For tracing tokens in and out of parse actions, the more complete
repr form provides important information when debugging parse actions.

2.1.5

------------------------------
- Added ParserElement.split() generator method, similar to re.split().
Includes optional arguments maxsplit (to limit the number of splits),
and includeSeparators (to include the separating matched text in the
returned output, default=False).

- Added a new parse action construction helper tokenMap, which will
apply a function and optional arguments to each element in a
ParseResults. So this parse action:

def lowercase_all(tokens):
return [str(t).lower() for t in tokens]
OneOrMore(Word(alphas)).setParseAction(lowercase_all)

can now be written:

OneOrMore(Word(alphas)).setParseAction(tokenMap(str.lower))

Also simplifies writing conversion parse actions like:

integer = Word(nums).setParseAction(lambda t: int(t[0]))

to just:

integer = Word(nums).setParseAction(tokenMap(int))

If additional arguments are necessary, they can be included in the
call to tokenMap, as in:

hex_integer = Word(hexnums).setParseAction(tokenMap(int, 16))

- Added more expressions to pyparsing_common:
. IPv4 and IPv6 addresses (including long, short, and mixed forms
of IPv6)
. MAC address
. ISO8601 date and date time strings (with named fields for year, month, etc.)
. UUID (xxxxxxxx-xxxx-xxxx-xxxx-xxxxxxxxxxxx)
. hex integer (returned as int)
. fraction (integer '/' integer, returned as float)
. mixed integer (integer '-' fraction, or just fraction, returned as float)
. stripHTMLTags (parse action to remove tags from HTML source)
. parse action helpers convertToDate and convertToDatetime to do custom parse
time conversions of parsed ISO8601 strings

- runTests now returns a two-tuple: success if all tests succeed,
and an output list of each test and its output lines.

- Added failureTests argument (default=False) to runTests, so that
tests can be run that are expected failures, and runTests' success
value will return True only if all tests *fail* as expected. Also,
parseAll now defaults to True.

- New example numerics.py, shows samples of parsing integer and real
numbers using locale-dependent formats:

4.294.967.295,000
4 294 967 295,000
4,294,967,295.000

2.1.4

------------------------------
- Split out the '==' behavior in ParserElement, now implemented
as the ParserElement.matches() method. Using '==' for string test
purposes will be removed in a future release.

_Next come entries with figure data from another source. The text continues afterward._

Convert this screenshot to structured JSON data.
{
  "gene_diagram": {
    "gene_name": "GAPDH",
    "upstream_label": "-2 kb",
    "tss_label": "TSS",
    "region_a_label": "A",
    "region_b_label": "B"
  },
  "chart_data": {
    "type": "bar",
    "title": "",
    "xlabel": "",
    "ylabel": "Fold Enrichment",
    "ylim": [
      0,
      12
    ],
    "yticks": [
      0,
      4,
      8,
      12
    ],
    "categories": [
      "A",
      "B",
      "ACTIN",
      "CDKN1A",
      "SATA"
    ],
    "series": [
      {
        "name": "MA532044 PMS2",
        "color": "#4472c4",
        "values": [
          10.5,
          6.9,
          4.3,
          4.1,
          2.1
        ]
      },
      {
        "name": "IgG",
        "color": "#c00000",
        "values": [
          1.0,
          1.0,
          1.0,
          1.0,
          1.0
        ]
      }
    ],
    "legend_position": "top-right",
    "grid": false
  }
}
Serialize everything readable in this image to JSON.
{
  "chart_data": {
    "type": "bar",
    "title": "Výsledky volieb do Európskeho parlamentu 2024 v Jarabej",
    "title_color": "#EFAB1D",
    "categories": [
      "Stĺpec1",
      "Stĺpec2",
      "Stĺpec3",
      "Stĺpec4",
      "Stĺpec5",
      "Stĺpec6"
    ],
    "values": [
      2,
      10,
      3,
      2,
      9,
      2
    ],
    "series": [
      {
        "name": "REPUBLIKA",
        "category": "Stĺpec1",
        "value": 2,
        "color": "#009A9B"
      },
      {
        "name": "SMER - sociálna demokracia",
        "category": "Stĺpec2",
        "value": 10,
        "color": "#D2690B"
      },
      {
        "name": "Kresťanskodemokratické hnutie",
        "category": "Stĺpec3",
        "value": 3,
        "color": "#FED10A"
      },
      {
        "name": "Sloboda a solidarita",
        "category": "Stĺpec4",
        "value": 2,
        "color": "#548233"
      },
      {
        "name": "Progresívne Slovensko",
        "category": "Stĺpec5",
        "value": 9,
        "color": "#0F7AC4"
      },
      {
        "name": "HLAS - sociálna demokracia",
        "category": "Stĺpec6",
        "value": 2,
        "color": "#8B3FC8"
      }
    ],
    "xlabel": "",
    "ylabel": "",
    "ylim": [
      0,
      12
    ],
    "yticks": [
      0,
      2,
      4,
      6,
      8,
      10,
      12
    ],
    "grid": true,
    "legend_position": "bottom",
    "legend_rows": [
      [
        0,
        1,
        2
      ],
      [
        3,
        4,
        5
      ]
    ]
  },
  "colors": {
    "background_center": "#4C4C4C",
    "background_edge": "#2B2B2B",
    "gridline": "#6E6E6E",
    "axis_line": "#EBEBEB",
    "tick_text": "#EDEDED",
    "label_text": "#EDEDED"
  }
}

- Expanded capabilities of runTests(). Will now accept embedded
comments (default is Python style, leading '' character, but
customizable). Comments will be emitted along with the tests and
test output. Useful during test development, to create a test string
consisting only of test case description comments separated by
blank lines, and then fill in the test cases. Will also highlight
ParseFatalExceptions with "(FATAL)".

- Added a 'pyparsing_common' class containing common/helpful little
expressions such as integer, float, identifier, etc. I used this
class as a sort of embedded namespace, to contain these helpers
without further adding to pyparsing's namespace bloat.

- Minor enhancement to traceParseAction decorator, to retain the
parse action's name for the trace output.

- Added optional 'fatal' keyword arg to addCondition, to indicate that
a condition failure should halt parsing immediately.